At the U.S.-Mexico border now, an asylum seeker’s most important tool may be a smartphone to access the CBP One app and schedule an appointment at a port of entry. Multiple countries, including at least 15 EU Member States, have carried out interviews with asylum claimants remotely, through a virtual platform such as Zoom or Skype.

Border authorities have also embraced digital tools to prevent irregular migration, including of asylum seekers. But recent history is full of incidents in which supposedly neutral technologies further marginalize vulnerable people, such as by disadvantaging those with minimal technological experience or failing to acknowledge complex case nuances. Still, these efforts suggest that there are ways of improving the system from within.

Growing Pains

The bell is not going to be unrung. There is little reason to think that displacement will level off or decline, given increasingly complex crises globally and growing inequality. It seems likely that current displacement records will be eclipsed next year and the year after that.

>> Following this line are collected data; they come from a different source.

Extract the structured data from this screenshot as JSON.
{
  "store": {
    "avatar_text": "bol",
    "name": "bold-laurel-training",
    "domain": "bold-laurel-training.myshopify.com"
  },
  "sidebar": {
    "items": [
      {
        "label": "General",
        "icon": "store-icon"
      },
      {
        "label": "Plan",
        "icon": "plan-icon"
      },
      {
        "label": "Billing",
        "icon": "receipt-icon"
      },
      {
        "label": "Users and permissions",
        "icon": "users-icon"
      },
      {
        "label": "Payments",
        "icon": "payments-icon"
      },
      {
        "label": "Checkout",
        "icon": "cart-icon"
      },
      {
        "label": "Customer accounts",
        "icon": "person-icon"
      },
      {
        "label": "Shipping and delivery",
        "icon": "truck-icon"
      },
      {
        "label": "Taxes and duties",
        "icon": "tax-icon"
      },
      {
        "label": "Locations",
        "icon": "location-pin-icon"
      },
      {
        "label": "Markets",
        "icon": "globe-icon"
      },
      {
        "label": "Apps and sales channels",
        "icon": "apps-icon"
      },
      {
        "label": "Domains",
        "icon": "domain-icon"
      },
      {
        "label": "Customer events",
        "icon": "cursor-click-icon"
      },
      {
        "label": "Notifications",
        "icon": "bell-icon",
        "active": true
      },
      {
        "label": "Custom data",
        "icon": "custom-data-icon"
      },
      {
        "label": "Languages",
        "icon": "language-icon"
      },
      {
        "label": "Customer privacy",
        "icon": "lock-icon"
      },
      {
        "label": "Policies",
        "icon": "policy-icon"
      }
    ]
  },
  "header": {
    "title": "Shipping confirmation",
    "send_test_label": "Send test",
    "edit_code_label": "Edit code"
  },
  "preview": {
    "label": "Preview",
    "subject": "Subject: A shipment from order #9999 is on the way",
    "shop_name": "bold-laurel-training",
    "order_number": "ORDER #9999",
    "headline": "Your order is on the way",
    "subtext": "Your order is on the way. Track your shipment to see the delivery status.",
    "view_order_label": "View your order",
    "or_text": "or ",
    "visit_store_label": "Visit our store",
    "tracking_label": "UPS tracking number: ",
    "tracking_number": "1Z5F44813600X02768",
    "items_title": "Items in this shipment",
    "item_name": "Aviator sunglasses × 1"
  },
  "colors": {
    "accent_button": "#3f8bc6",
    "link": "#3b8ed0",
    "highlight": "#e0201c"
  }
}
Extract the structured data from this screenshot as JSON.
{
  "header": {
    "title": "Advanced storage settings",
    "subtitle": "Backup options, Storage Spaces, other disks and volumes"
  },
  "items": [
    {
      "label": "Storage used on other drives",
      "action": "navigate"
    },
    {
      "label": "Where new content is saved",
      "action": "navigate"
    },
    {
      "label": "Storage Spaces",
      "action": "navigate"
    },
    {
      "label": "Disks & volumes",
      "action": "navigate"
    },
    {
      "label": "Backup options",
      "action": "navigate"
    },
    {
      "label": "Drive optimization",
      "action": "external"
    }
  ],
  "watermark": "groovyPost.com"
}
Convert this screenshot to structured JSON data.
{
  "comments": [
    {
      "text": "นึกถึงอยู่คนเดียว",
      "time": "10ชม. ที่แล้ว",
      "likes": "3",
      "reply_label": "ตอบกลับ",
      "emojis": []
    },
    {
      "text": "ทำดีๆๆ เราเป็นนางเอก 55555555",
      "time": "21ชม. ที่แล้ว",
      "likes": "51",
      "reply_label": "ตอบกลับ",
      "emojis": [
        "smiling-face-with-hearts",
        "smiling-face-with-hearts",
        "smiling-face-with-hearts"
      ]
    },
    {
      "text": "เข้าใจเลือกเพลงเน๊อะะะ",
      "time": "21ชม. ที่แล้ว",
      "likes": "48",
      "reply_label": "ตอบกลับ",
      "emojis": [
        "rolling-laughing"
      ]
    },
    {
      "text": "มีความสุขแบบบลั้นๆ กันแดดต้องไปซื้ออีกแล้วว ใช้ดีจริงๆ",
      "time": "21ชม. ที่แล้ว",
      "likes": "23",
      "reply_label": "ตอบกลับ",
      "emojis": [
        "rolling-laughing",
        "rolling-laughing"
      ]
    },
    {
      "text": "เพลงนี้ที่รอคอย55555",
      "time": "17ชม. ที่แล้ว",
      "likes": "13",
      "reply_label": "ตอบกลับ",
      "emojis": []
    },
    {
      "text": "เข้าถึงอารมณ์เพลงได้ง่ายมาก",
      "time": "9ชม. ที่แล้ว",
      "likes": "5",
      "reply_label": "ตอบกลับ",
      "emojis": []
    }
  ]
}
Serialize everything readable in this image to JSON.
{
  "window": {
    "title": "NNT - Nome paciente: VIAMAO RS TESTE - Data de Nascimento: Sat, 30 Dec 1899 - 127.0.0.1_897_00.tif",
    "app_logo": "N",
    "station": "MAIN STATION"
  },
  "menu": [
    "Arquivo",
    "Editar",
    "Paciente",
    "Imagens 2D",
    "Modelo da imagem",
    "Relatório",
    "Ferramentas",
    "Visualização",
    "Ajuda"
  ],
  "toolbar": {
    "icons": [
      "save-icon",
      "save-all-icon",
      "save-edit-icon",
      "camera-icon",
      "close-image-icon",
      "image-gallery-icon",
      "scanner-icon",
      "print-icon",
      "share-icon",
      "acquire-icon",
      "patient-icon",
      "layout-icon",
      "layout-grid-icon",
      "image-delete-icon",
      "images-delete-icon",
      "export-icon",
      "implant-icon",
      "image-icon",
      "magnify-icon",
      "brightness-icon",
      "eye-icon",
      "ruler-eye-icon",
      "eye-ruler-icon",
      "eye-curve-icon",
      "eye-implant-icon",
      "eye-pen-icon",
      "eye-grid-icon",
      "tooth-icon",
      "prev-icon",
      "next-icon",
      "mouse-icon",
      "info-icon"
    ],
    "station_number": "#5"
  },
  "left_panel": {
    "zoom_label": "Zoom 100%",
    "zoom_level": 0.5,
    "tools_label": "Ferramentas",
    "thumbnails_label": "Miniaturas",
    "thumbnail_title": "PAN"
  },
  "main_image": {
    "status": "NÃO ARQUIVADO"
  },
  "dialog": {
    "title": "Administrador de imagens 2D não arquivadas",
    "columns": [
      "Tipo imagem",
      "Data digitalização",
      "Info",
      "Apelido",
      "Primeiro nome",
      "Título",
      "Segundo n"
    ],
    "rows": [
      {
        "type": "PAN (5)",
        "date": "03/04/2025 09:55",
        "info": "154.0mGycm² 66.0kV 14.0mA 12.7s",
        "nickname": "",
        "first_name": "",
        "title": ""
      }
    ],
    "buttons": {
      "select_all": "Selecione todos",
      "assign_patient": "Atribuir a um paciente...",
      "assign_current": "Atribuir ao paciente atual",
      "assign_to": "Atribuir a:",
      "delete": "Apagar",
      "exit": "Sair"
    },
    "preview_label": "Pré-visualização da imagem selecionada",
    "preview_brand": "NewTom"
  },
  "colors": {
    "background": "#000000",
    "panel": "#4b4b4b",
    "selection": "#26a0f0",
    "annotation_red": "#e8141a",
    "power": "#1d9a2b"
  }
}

The aged framework for international protection may be ailing, but it appears also to be pivoting. A new generation of policies is taking shape, potentially as flexible as the manifold crises to which they are responding. To be sure, the evolution is imperfect, and the risk is that many vulnerable people will be effectively shut out of international protection.

Still, it took decades for the world to coalesce around an initial set of post-war humanitarian protection standards, so it would be unreasonable to expect a Version 2.0 to develop overnight. Whether through new protections or more traditional ones by a different name, many of the major displacement crises of the day have been accompanied by a rush of novel ideas for protecting people in need.

The author thanks Emma Dorst and Susan Fratzke for their insights.